Chapter 1 General Provisions

Article 1 To regulate the insider information management of Shenzhen Speed Technology Co., Ltd. (hereinafter referred to as the "Company"), strengthen insider information confidentiality, prevent insider trading and leakage of insider information, and maintain the principle of fair information disclosure, this system is formulated in accordance with relevant laws, regulations, normative documents such as the "Company Law," "Securities Law," "Administrative Measures for Information Disclosure of Listed Companies," "Shenzhen Stock Exchange Stock Listing Rules," and "Supervision Guidelines for Listed Companies No. 5 - Insider Information Insider Registration Management System for Listed Companies," as well as the "Articles of Association" and the "Information Disclosure Management System" of the Company, and in conjunction with the Company's actual situation.

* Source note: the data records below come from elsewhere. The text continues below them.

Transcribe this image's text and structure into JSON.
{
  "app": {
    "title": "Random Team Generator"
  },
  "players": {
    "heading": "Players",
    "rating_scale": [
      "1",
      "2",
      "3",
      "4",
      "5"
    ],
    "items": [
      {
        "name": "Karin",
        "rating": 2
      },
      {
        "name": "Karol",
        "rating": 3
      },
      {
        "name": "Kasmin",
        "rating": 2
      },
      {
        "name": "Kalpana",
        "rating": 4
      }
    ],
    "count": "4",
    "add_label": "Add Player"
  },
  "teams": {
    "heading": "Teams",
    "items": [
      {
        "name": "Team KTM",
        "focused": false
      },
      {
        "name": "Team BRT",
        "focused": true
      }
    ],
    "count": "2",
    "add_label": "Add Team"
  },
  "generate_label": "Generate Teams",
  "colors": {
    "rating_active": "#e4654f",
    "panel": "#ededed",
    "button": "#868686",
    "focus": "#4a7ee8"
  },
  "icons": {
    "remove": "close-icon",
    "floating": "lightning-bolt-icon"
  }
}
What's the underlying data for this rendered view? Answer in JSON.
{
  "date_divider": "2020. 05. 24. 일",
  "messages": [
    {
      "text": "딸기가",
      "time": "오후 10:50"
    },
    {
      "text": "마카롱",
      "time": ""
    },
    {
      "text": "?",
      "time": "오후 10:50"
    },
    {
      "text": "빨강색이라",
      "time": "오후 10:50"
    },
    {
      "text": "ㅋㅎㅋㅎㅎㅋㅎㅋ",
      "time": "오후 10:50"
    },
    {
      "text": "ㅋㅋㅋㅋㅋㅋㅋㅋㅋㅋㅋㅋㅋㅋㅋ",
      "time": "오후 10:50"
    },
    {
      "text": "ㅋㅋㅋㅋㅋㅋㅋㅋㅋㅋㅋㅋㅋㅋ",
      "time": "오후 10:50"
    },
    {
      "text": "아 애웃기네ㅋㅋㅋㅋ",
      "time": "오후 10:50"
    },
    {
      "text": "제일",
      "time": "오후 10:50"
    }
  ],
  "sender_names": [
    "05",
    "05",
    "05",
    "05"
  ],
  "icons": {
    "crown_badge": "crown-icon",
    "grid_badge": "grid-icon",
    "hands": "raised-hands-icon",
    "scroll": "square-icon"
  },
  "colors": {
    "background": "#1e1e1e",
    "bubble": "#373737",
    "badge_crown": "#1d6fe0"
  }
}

Article 2 The Company's board of directors shall ensure that the insider information insider files are true, accurate, and complete, with the chairman being the primary responsible person. The secretary of the board of directors shall be the person in charge of the Company's insider information insider registration management work. The Board of Directors' Office shall be the daily management department for the Company's insider information insider registration and filing work.

Article 3 Insiders of insider information shall have an obligation of confidentiality before the insider information is publicly disclosed. Without the approval of the board of directors, no department or individual of the Company shall disclose, report, or transmit insider information and information disclosure content involving the Company to the outside world.